Gala Mistrzów Sportu, czyli czego możemy się nauczyć od najlepszych sportowców 

07.01. 2018
Gala Mistrzów Sportu, czyli czego możemy się nauczyć od najlepszych sportowców 

Gala Mistrzów Sportu, czyli czego możemy się nauczyć od najlepszych sportowców 

W sobotę 6 stycznia odbyła się kolejna Gala Mistrzów Sportu. Oglądając ją i przypominając sobie historie genialnych sportowców, można wyciągnąć kilka użytecznych lekcji dla siebie. Oto na co ja zwróciłem uwagę podziwiając kilka wybitnych osobowości sportowych:

  • Kamil Stoch - zaimponował wieloma osiągnięciami natomiast jego poziom koncentracji i mentalna siła, którą pokazał podczas drugiego konkursu Turnieju Czterech Skoczni, gdzie kilka minut czekał w zimnie na swój skok na górze skoczni pod ogromną presją mediów i kibiców, są po prostu fenomenalne. Stoch pytany o sukces odpowiedział krótko: "W takich wypadkach to nie mięśnie, ale głowa jest problemem. Miło mi, że pomimo trudności udało mi się dzisiaj na tyle dobrze skoncentrować i znaleźć własną drogę do skoków". Nasz wybitny skoczek pokazuje, że koncentracja oraz mentalna siła są kluczem do sukcesu mimo wielu przeciwności jakie natrafiamy na drodze do realizacji celu. Warto pracować więc nad poprawą koncentracji i umiejętnością "wyłączenia" innych bodźców gdy koncentrujemy się na jednym trudnym celu.
  • Anita Włodarczyk - osiągnęła w sporcie wszystko. Ma na swoim koncie złoto olimpijskie (niejedno zresztą), mistrzostwo świata i Europy a dalej stawia sobie nowe, wielkie cele - chce pobić rekord świata w swojej dyscyplinie, nie rezygnuje ze sportu choć z każdym rokiem może być jej coraz trudniej przygotowywać się do występów na najwyższym poziomie. Anita Włodarczyk daje nam wartościową lekcję, że nawet jeśli osiągnęliśmy wiele, wydawałoby się wszystko co jest możliwe do zdobycia, warto dalej stawiać sobie nowe, ambitne cele, walczyć o kolejne marzenia a nie osiadać na laurach - na to zawsze jeszcze będzie czas w życiu.
  • Łukasz Kubot - grał bardzo dobrze w tenisowym singlu, jednak nie zdobył żadnego tytułu mistrzowskiego na najbardziej prestiżowych turniejach (a konkurował na nich z najlepszymi tenisistami globu). Nie poddał się i wrócił jako deblista zostając najpierw mistrzem wielkoszlemowego Australian Open a potem także prestiżowego Wimbledonu. Pokazał, że nie ma co odpuszczać i trzeba szukać innych sposobów osiągnięcia mistrzostwa - jak nie w singlu, to w deblu. A poza tym ciągle robi to, co kocha i to widać w jego grze. Wydaje się to oczywiste, ale jednak sami sobie możemy zadać pytanie czy rzeczywiście codziennie robimy to, co kochamy, co jest naszą pasją i wyciągnąć własne wnioski z odpowiedzi.

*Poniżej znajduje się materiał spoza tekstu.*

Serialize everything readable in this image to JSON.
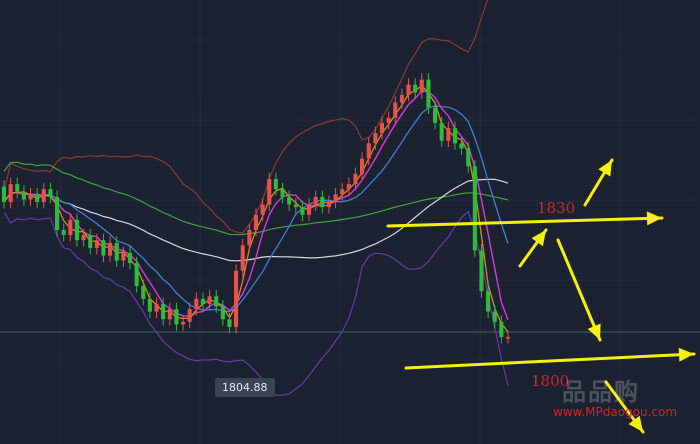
{
  "chart_data": {
    "type": "candlestick",
    "price_label": "1804.88",
    "annotations": [
      {
        "text": "1830",
        "color": "#d2262c"
      },
      {
        "text": "1800",
        "color": "#d2262c"
      }
    ],
    "candles": [
      {
        "o": 57,
        "c": 51
      },
      {
        "o": 51,
        "c": 58
      },
      {
        "o": 58,
        "c": 55
      },
      {
        "o": 55,
        "c": 52
      },
      {
        "o": 52,
        "c": 54
      },
      {
        "o": 54,
        "c": 51
      },
      {
        "o": 51,
        "c": 56
      },
      {
        "o": 56,
        "c": 53
      },
      {
        "o": 53,
        "c": 40
      },
      {
        "o": 40,
        "c": 38
      },
      {
        "o": 38,
        "c": 44
      },
      {
        "o": 44,
        "c": 36
      },
      {
        "o": 36,
        "c": 38
      },
      {
        "o": 38,
        "c": 33
      },
      {
        "o": 33,
        "c": 36
      },
      {
        "o": 36,
        "c": 30
      },
      {
        "o": 30,
        "c": 35
      },
      {
        "o": 35,
        "c": 28
      },
      {
        "o": 28,
        "c": 31
      },
      {
        "o": 31,
        "c": 27
      },
      {
        "o": 27,
        "c": 18
      },
      {
        "o": 18,
        "c": 13
      },
      {
        "o": 13,
        "c": 8
      },
      {
        "o": 8,
        "c": 11
      },
      {
        "o": 11,
        "c": 5
      },
      {
        "o": 5,
        "c": 9
      },
      {
        "o": 9,
        "c": 3
      },
      {
        "o": 3,
        "c": 4
      },
      {
        "o": 4,
        "c": 9
      },
      {
        "o": 9,
        "c": 13
      },
      {
        "o": 13,
        "c": 11
      },
      {
        "o": 11,
        "c": 14
      },
      {
        "o": 14,
        "c": 10
      },
      {
        "o": 10,
        "c": 5
      },
      {
        "o": 5,
        "c": 2
      },
      {
        "o": 2,
        "c": 24
      },
      {
        "o": 24,
        "c": 34
      },
      {
        "o": 34,
        "c": 40
      },
      {
        "o": 40,
        "c": 46
      },
      {
        "o": 46,
        "c": 50
      },
      {
        "o": 50,
        "c": 60
      },
      {
        "o": 60,
        "c": 56
      },
      {
        "o": 56,
        "c": 53
      },
      {
        "o": 53,
        "c": 50
      },
      {
        "o": 50,
        "c": 49
      },
      {
        "o": 49,
        "c": 46
      },
      {
        "o": 46,
        "c": 50
      },
      {
        "o": 50,
        "c": 53
      },
      {
        "o": 53,
        "c": 49
      },
      {
        "o": 49,
        "c": 51
      },
      {
        "o": 51,
        "c": 54
      },
      {
        "o": 54,
        "c": 56
      },
      {
        "o": 56,
        "c": 58
      },
      {
        "o": 58,
        "c": 62
      },
      {
        "o": 62,
        "c": 68
      },
      {
        "o": 68,
        "c": 74
      },
      {
        "o": 74,
        "c": 78
      },
      {
        "o": 78,
        "c": 82
      },
      {
        "o": 82,
        "c": 84
      },
      {
        "o": 84,
        "c": 90
      },
      {
        "o": 90,
        "c": 93
      },
      {
        "o": 93,
        "c": 97
      },
      {
        "o": 97,
        "c": 94
      },
      {
        "o": 94,
        "c": 99
      },
      {
        "o": 99,
        "c": 88
      },
      {
        "o": 88,
        "c": 82
      },
      {
        "o": 82,
        "c": 75
      },
      {
        "o": 75,
        "c": 80
      },
      {
        "o": 80,
        "c": 74
      },
      {
        "o": 74,
        "c": 72
      },
      {
        "o": 72,
        "c": 65
      },
      {
        "o": 65,
        "c": 32
      },
      {
        "o": 32,
        "c": 16
      },
      {
        "o": 16,
        "c": 8
      },
      {
        "o": 8,
        "c": 4
      },
      {
        "o": 4,
        "c": -2
      },
      {
        "o": -2,
        "c": -2
      }
    ]
  }
}
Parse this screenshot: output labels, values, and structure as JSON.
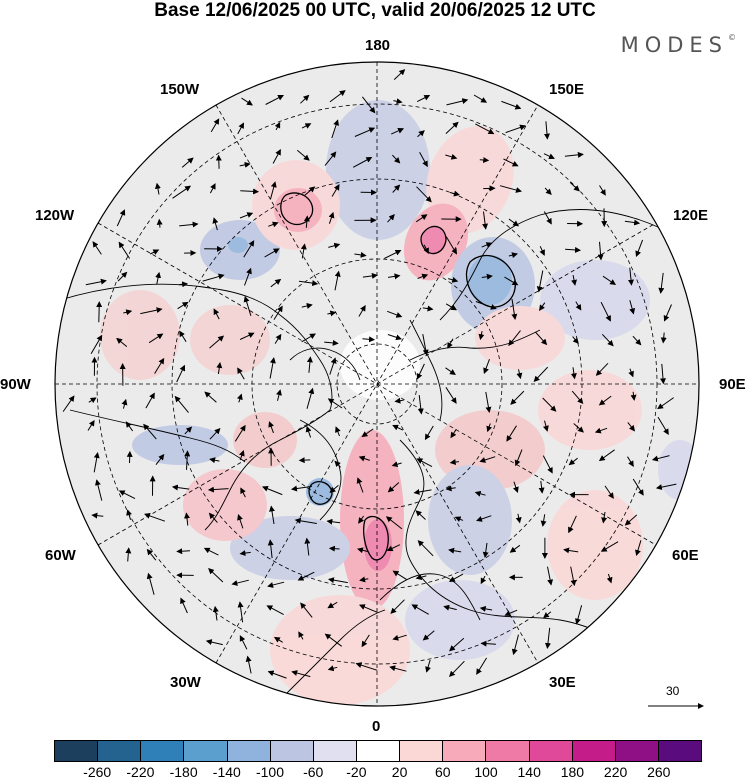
{
  "title": "Base 12/06/2025 00 UTC, valid 20/06/2025 12 UTC",
  "logo_text": "MODES",
  "logo_mark": "©",
  "longitude_labels": {
    "top": "180",
    "bottom": "0",
    "left": "90W",
    "right": "90E",
    "l150w": "150W",
    "l150e": "150E",
    "l120w": "120W",
    "l120e": "120E",
    "l60w": "60W",
    "l60e": "60E",
    "l30w": "30W",
    "l30e": "30E"
  },
  "vector_scale_label": "30",
  "colorbar": {
    "colors": [
      "#1d3f5e",
      "#24628f",
      "#2f7fb8",
      "#5b9fcf",
      "#8fb3dc",
      "#bcc6e3",
      "#e0e0f0",
      "#ffffff",
      "#fbd7d6",
      "#f7aab9",
      "#f07aa6",
      "#e0489a",
      "#c41c88",
      "#8f0f84",
      "#5a0c7e"
    ],
    "tick_labels": [
      "-260",
      "-220",
      "-180",
      "-140",
      "-100",
      "-60",
      "-20",
      "20",
      "60",
      "100",
      "140",
      "180",
      "220",
      "260"
    ]
  },
  "colors": {
    "land_mask": "#ebebeb",
    "coastline": "#000000",
    "graticule": "#000000"
  }
}
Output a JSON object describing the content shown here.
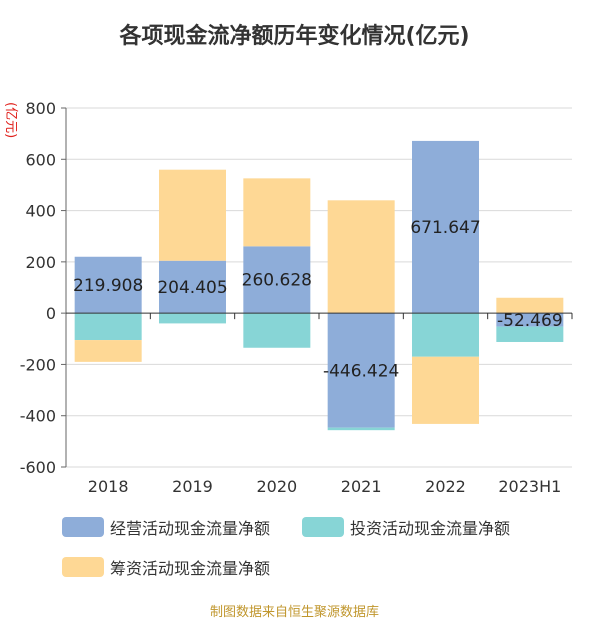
{
  "title": "各项现金流净额历年变化情况(亿元)",
  "unit_label": "(亿元)",
  "footer": "制图数据来自恒生聚源数据库",
  "colors": {
    "operating": "#8eadd9",
    "investing": "#87d5d6",
    "financing": "#fed895",
    "unit": "#e0201b",
    "footer": "#c0962c"
  },
  "chart_data": {
    "type": "bar",
    "stacked": true,
    "title": "各项现金流净额历年变化情况(亿元)",
    "ylabel": "(亿元)",
    "ylim": [
      -600,
      800
    ],
    "yticks": [
      800,
      600,
      400,
      200,
      0,
      -200,
      -400,
      -600
    ],
    "categories": [
      "2018",
      "2019",
      "2020",
      "2021",
      "2022",
      "2023H1"
    ],
    "series": [
      {
        "name": "经营活动现金流量净额",
        "values": [
          219.908,
          204.405,
          260.628,
          -446.424,
          671.647,
          -52.469
        ]
      },
      {
        "name": "投资活动现金流量净额",
        "values": [
          -105,
          -40,
          -135,
          -10,
          -170,
          -60
        ]
      },
      {
        "name": "筹资活动现金流量净额",
        "values": [
          -85,
          355,
          265,
          440,
          -262,
          60
        ]
      }
    ],
    "data_labels": [
      "219.908",
      "204.405",
      "260.628",
      "-446.424",
      "671.647",
      "-52.469"
    ],
    "grid": true,
    "legend_position": "bottom"
  }
}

To tylko trzy przykłady, było ich oczywiście znacznie więcej. Gala Mistrzów Sportu prezentująca największych mistrzów może dać nam wiele ciekawych inspiracji. Warto śledzić takie wydarzenia, no i oczywiście także same kariery tych wybitnych czempionów (tym bardziej, że wszyscy trzej mistrzowie nie powiedzieli jeszcze ostatniego słowa w swoich dyscyplinach).